4. Ni C, Wang Z, Lu M, Zhang JL, et al. Kidney segmentation in MR images using CT-trained ResUNet and transfer learning. Joint Annual Meeting ISMRM-ESMRMB & ISMRT 31st Annual Meeting. 2022;3697. https://archive.ismrm.org/2022/3697.html

5. Otsu N. A Tlreshold Selection Method from Gray-Level Histograms. :5.

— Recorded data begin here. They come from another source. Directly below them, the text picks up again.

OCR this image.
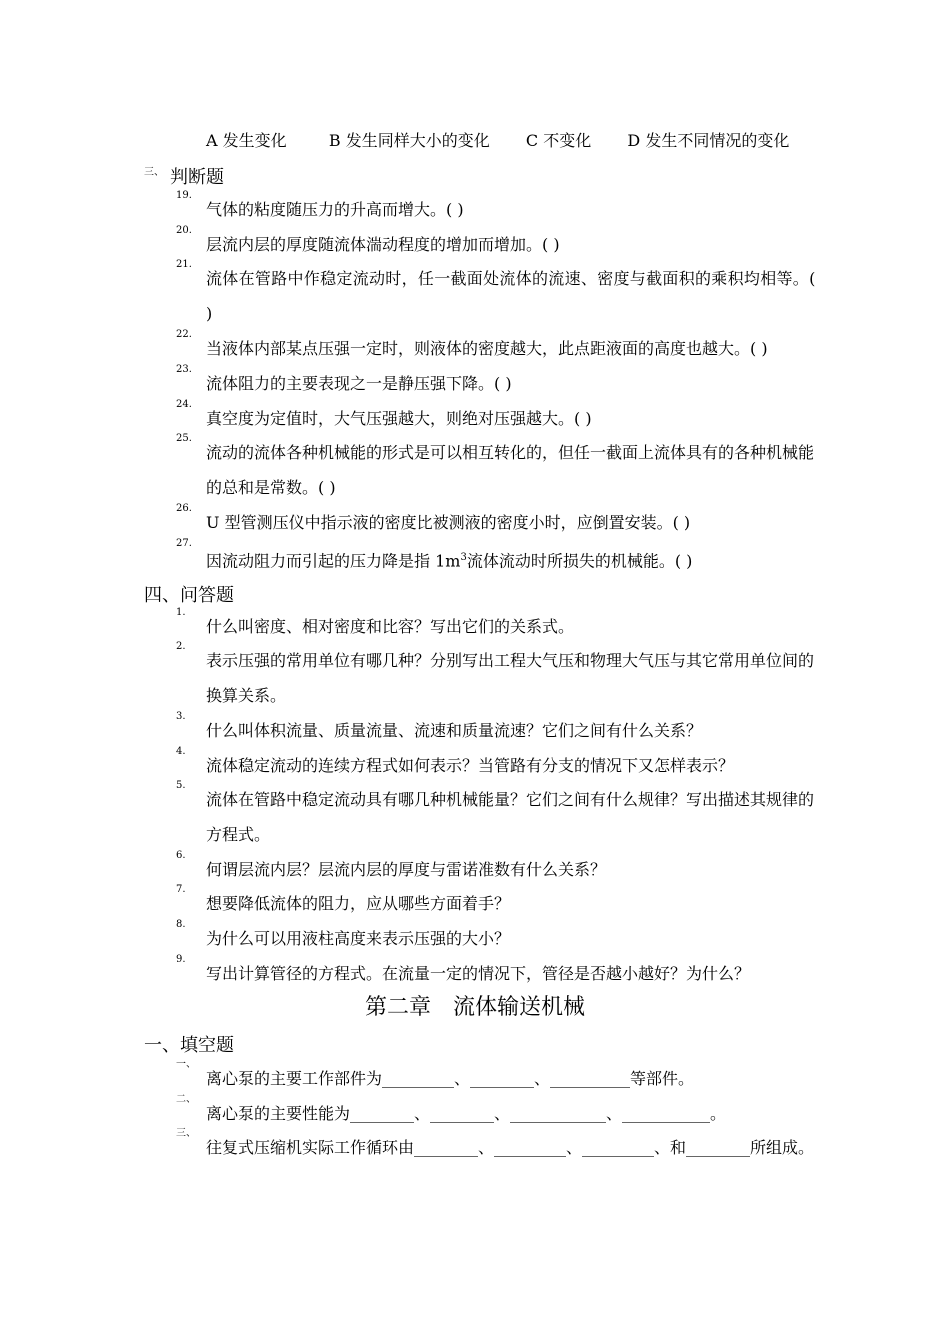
A 发生变化	B 发生同样大小的变化 C 不变化 D 发生不同情况的变化
$^{三、}$ 判断题
19.
气体的粘度随压力的升高而增大。( )
20.
层流内层的厚度随流体湍动程度的增加而增加。( )
21.
流体在管路中作稳定流动时，任一截面处流体的流速、密度与截面积的乘积均相等。( )
22.
当液体内部某点压强一定时，则液体的密度越大，此点距液面的高度也越大。( )
23.
流体阻力的主要表现之一是静压强下降。( )
24.
真空度为定值时，大气压强越大，则绝对压强越大。( )
25.
流动的流体各种机械能的形式是可以相互转化的，但任一截面上流体具有的各种机械能的总和是常数。( )
26.
U 型管测压仪中指示液的密度比被测液的密度小时，应倒置安装。( )
27.
因流动阻力而引起的压力降是指 $1m^3$流体流动时所损失的机械能。( )
四、问答题
1.
什么叫密度、相对密度和比容？写出它们的关系式。
2.
表示压强的常用单位有哪几种？分别写出工程大气压和物理大气压与其它常用单位间的换算关系。
3.
什么叫体积流量、质量流量、流速和质量流速？它们之间有什么关系？
4.
流体稳定流动的连续方程式如何表示？当管路有分支的情况下又怎样表示？
5.
流体在管路中稳定流动具有哪几种机械能量？它们之间有什么规律？写出描述其规律的方程式。
6.
何谓层流内层？层流内层的厚度与雷诺准数有什么关系？
7.
想要降低流体的阻力，应从哪些方面着手？
8.
为什么可以用液柱高度来表示压强的大小？
9.
写出计算管径的方程式。在流量一定的情况下，管径是否越小越好？为什么？
第二章　流体输送机械
一、填空题
一、
离心泵的主要工作部件为_________、________、__________等部件。
二、
离心泵的主要性能为________、________、____________、___________。
三、
往复式压缩机实际工作循环由________、_________、_________、和________所组成。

6. Kittipongdaja P, Siriborvornratanakul T. Automatic kidney segmentation using 2.5D ResUNet and 2.5D DenseUNet for malignant potential analysis in complex renal cyst based on CT images. EURASIP J Image Video Process. 2022;2022(1):5. doi:10.1186/s13640-022-00581-x

7. Jha D, Smedsrud PH, Riegler MA, et al. ResUNet++: An Advanced Architecture for Medical Image Segmentation. ArXiv191107067 Cs Eess. Published online November 16, 2019. Accessed March 15, 2022. http://arxiv.org/abs/1911.07067

8. Couteaux V, Si-Mohamed S, Renard-Penna R, et al. Kidney cortex segmentation in 2D CT with U-Nets ensemble aggregation. Diagn Interv Imaging. 2019;100(4):211-217. doi:10.1016/j.diii.2019.03.001

Figures

Fig. 1: The diagram demonstrating the auto-labeling method. Otsu thresholding was used to segment renal cortex and other regions with similar or higher intensities. The segmented mask was then multiplied to a mask of the whole kidney to eliminate the confounding regions and obtain the label for renal cortex.

Fig. 2: The ResUNet model architecture and the transfer learning approach. The model was first trained with CT images with auto-labeled renal cortex (pre-training) and then fine-tuned by a small set of T1-weighted MRI images with manually segmented masks (transfer learning).

Fig.3: Representative results of segmentation. a) Renal cortex mask for CT images obtained with the pre-trained ResUNet model; b) Renal cortex mask obtained for MRI image by the proposed method of transfer learning; c) For the same image as in b), direct training without transfer learning resulted in a segmented mask with accuracy of less than 0.20.